Bamboo, it's the most efficient plant at doing what you want. The challenge is harvesting and processing it, and it's considered an invasive species many places so you kinda gotta grow it where it's already
> While in theory any tree can be used for pulp-making, coniferous trees are preferred because the cellulose fibers in the pulp of these species are longer, and therefore make stronger paper.
You need strong toilet paper so it doesn't break in your hand. I'm not sure for which applications strength is not important, perhaps the cardboard that protect electronic equipment inside the boxes(?).
Except that making paper or particule board requires energy and chemistry, which releases CO2...

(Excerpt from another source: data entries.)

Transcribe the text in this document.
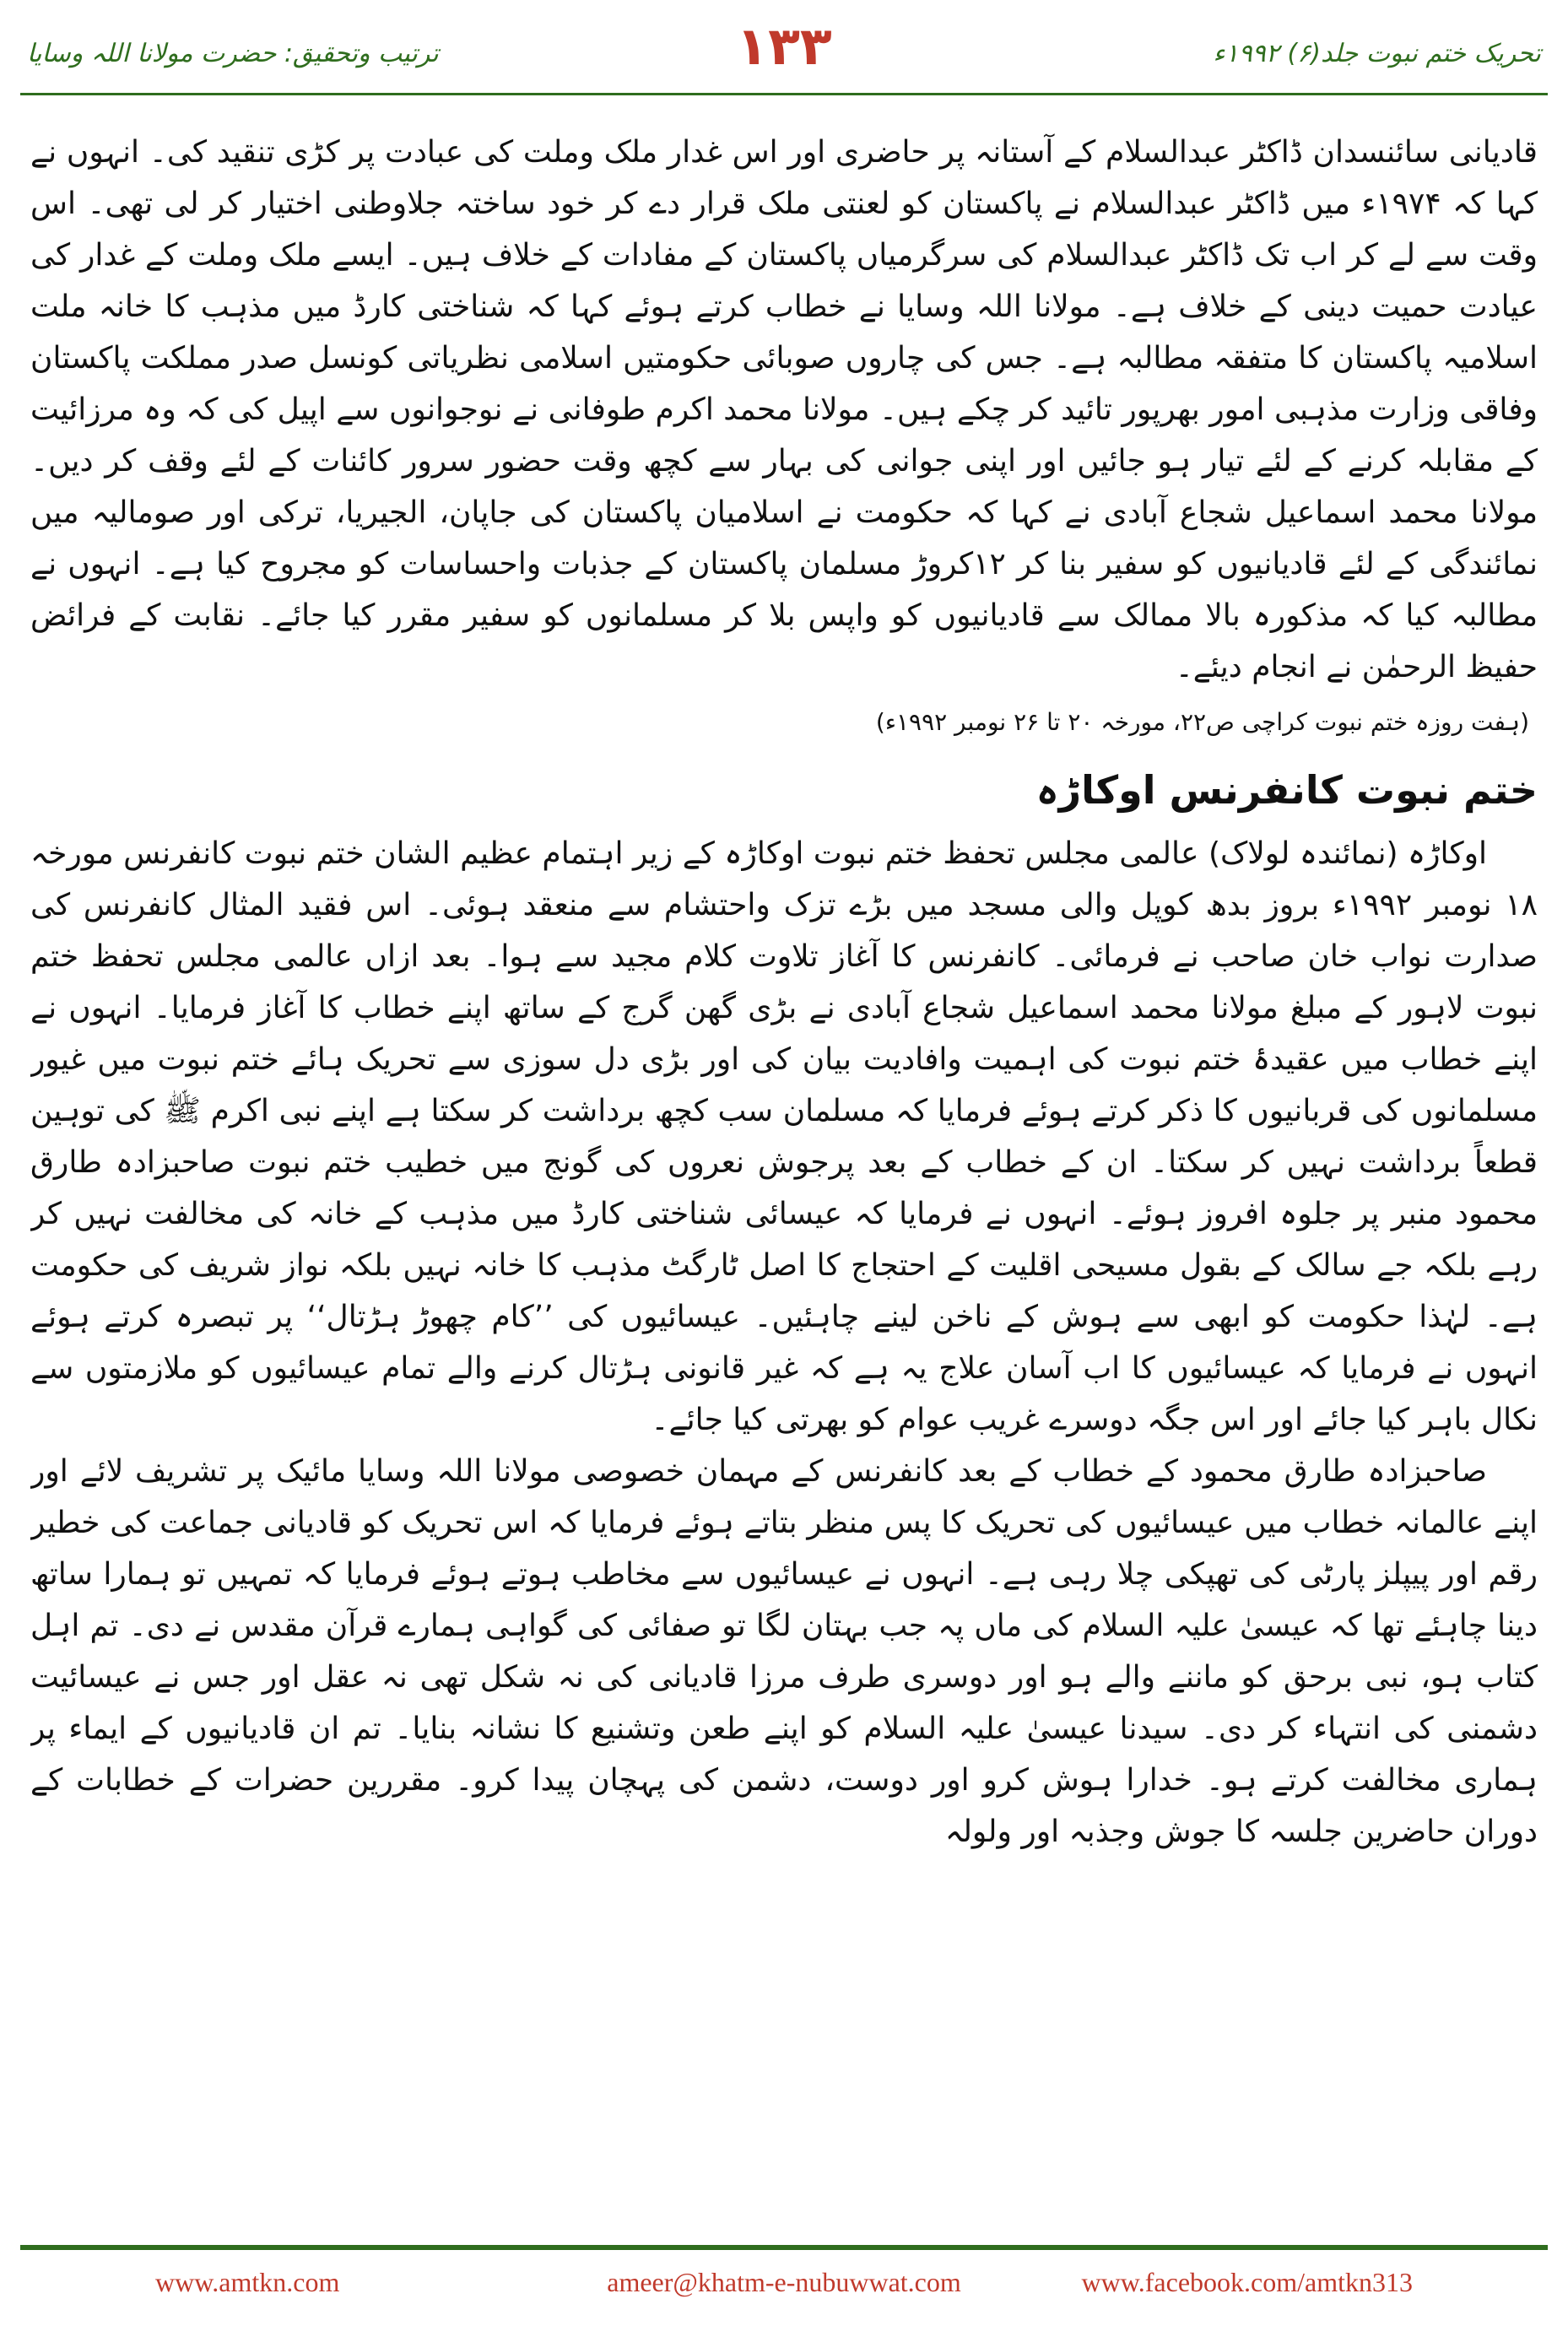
ترتیب وتحقیق: حضرت مولانا اللہ وسایا	۱۳۳	تحریک ختم نبوت جلد(۶) ۱۹۹۲ء

قادیانی سائنسدان ڈاکٹر عبدالسلام کے آستانہ پر حاضری اور اس غدار ملک وملت کی عبادت پر کڑی تنقید کی۔ انہوں نے کہا کہ ۱۹۷۴ء میں ڈاکٹر عبدالسلام نے پاکستان کو لعنتی ملک قرار دے کر خود ساختہ جلاوطنی اختیار کر لی تھی۔ اس وقت سے لے کر اب تک ڈاکٹر عبدالسلام کی سرگرمیاں پاکستان کے مفادات کے خلاف ہیں۔ ایسے ملک وملت کے غدار کی عیادت حمیت دینی کے خلاف ہے۔ مولانا اللہ وسایا نے خطاب کرتے ہوئے کہا کہ شناختی کارڈ میں مذہب کا خانہ ملت اسلامیہ پاکستان کا متفقہ مطالبہ ہے۔ جس کی چاروں صوبائی حکومتیں اسلامی نظریاتی کونسل صدر مملکت پاکستان وفاقی وزارت مذہبی امور بھرپور تائید کر چکے ہیں۔ مولانا محمد اکرم طوفانی نے نوجوانوں سے اپیل کی کہ وہ مرزائیت کے مقابلہ کرنے کے لئے تیار ہو جائیں اور اپنی جوانی کی بہار سے کچھ وقت حضور سرور کائنات کے لئے وقف کر دیں۔ مولانا محمد اسماعیل شجاع آبادی نے کہا کہ حکومت نے اسلامیان پاکستان کی جاپان، الجیریا، ترکی اور صومالیہ میں نمائندگی کے لئے قادیانیوں کو سفیر بنا کر ۱۲کروڑ مسلمان پاکستان کے جذبات واحساسات کو مجروح کیا ہے۔ انہوں نے مطالبہ کیا کہ مذکورہ بالا ممالک سے قادیانیوں کو واپس بلا کر مسلمانوں کو سفیر مقرر کیا جائے۔ نقابت کے فرائض حفیظ الرحمٰن نے انجام دیئے۔

(ہفت روزہ ختم نبوت کراچی ص۲۲، مورخہ ۲۰ تا ۲۶ نومبر ۱۹۹۲ء)
ختم نبوت کانفرنس اوکاڑہ

اوکاڑہ (نمائندہ لولاک) عالمی مجلس تحفظ ختم نبوت اوکاڑہ کے زیر اہتمام عظیم الشان ختم نبوت کانفرنس مورخہ ۱۸ نومبر ۱۹۹۲ء بروز بدھ کوپل والی مسجد میں بڑے تزک واحتشام سے منعقد ہوئی۔ اس فقید المثال کانفرنس کی صدارت نواب خان صاحب نے فرمائی۔ کانفرنس کا آغاز تلاوت کلام مجید سے ہوا۔ بعد ازاں عالمی مجلس تحفظ ختم نبوت لاہور کے مبلغ مولانا محمد اسماعیل شجاع آبادی نے بڑی گھن گرج کے ساتھ اپنے خطاب کا آغاز فرمایا۔ انہوں نے اپنے خطاب میں عقیدۂ ختم نبوت کی اہمیت وافادیت بیان کی اور بڑی دل سوزی سے تحریک ہائے ختم نبوت میں غیور مسلمانوں کی قربانیوں کا ذکر کرتے ہوئے فرمایا کہ مسلمان سب کچھ برداشت کر سکتا ہے اپنے نبی اکرم ﷺ کی توہین قطعاً برداشت نہیں کر سکتا۔ ان کے خطاب کے بعد پرجوش نعروں کی گونج میں خطیب ختم نبوت صاحبزادہ طارق محمود منبر پر جلوہ افروز ہوئے۔ انہوں نے فرمایا کہ عیسائی شناختی کارڈ میں مذہب کے خانہ کی مخالفت نہیں کر رہے بلکہ جے سالک کے بقول مسیحی اقلیت کے احتجاج کا اصل ٹارگٹ مذہب کا خانہ نہیں بلکہ نواز شریف کی حکومت ہے۔ لہٰذا حکومت کو ابھی سے ہوش کے ناخن لینے چاہئیں۔ عیسائیوں کی ’’کام چھوڑ ہڑتال‘‘ پر تبصرہ کرتے ہوئے انہوں نے فرمایا کہ عیسائیوں کا اب آسان علاج یہ ہے کہ غیر قانونی ہڑتال کرنے والے تمام عیسائیوں کو ملازمتوں سے نکال باہر کیا جائے اور اس جگہ دوسرے غریب عوام کو بھرتی کیا جائے۔

صاحبزادہ طارق محمود کے خطاب کے بعد کانفرنس کے مہمان خصوصی مولانا اللہ وسایا مائیک پر تشریف لائے اور اپنے عالمانہ خطاب میں عیسائیوں کی تحریک کا پس منظر بتاتے ہوئے فرمایا کہ اس تحریک کو قادیانی جماعت کی خطیر رقم اور پیپلز پارٹی کی تھپکی چلا رہی ہے۔ انہوں نے عیسائیوں سے مخاطب ہوتے ہوئے فرمایا کہ تمہیں تو ہمارا ساتھ دینا چاہئے تھا کہ عیسیٰ علیہ السلام کی ماں پہ جب بہتان لگا تو صفائی کی گواہی ہمارے قرآن مقدس نے دی۔ تم اہل کتاب ہو، نبی برحق کو ماننے والے ہو اور دوسری طرف مرزا قادیانی کی نہ شکل تھی نہ عقل اور جس نے عیسائیت دشمنی کی انتہاء کر دی۔ سیدنا عیسیٰ علیہ السلام کو اپنے طعن وتشنیع کا نشانہ بنایا۔ تم ان قادیانیوں کے ایماء پر ہماری مخالفت کرتے ہو۔ خدارا ہوش کرو اور دوست، دشمن کی پہچان پیدا کرو۔ مقررین حضرات کے خطابات کے دوران حاضرین جلسہ کا جوش وجذبہ اور ولولہ

www.amtkn.com	ameer@khatm-e-nubuwwat.com	www.facebook.com/amtkn313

So it all makes "economic" sense, and of course it is completely mental. But this is what late-stage, ultra-financiarized capitalism is all about (the same kind where they would destroy a good completed movie (Acme vs. Coyote) for tax purposes): pushing numbers.
These efforts always seem so expensive in terms of time and effort per ton of sequestered carbon. Isn't there a more straightforward approach? Consider the following:
1) Get an agreement from the federal government to cut free timber on federal lands[1]. Prioritize timber that's nearest to the lee-side of a given range. Replant, obviously.
2) Transport your timber (downhill, hurray!) to one of the many adjacent deserts [2]. (Extra points for using hybrid trucks + regenerative braking).
3) Pile loosely. Deserts and fungus don't mix, so your carbon will stay put.
There's no new business model, no new market to create, no upstream bottlenecks, no moving dirt. Just cutting and stacking free carbon sticks.
Read between the lines: I’m saying figure out a better way to grow wood or make bricks.
Sawdust is not a waste material though, burying it is waste. Make paper or particle board out of it.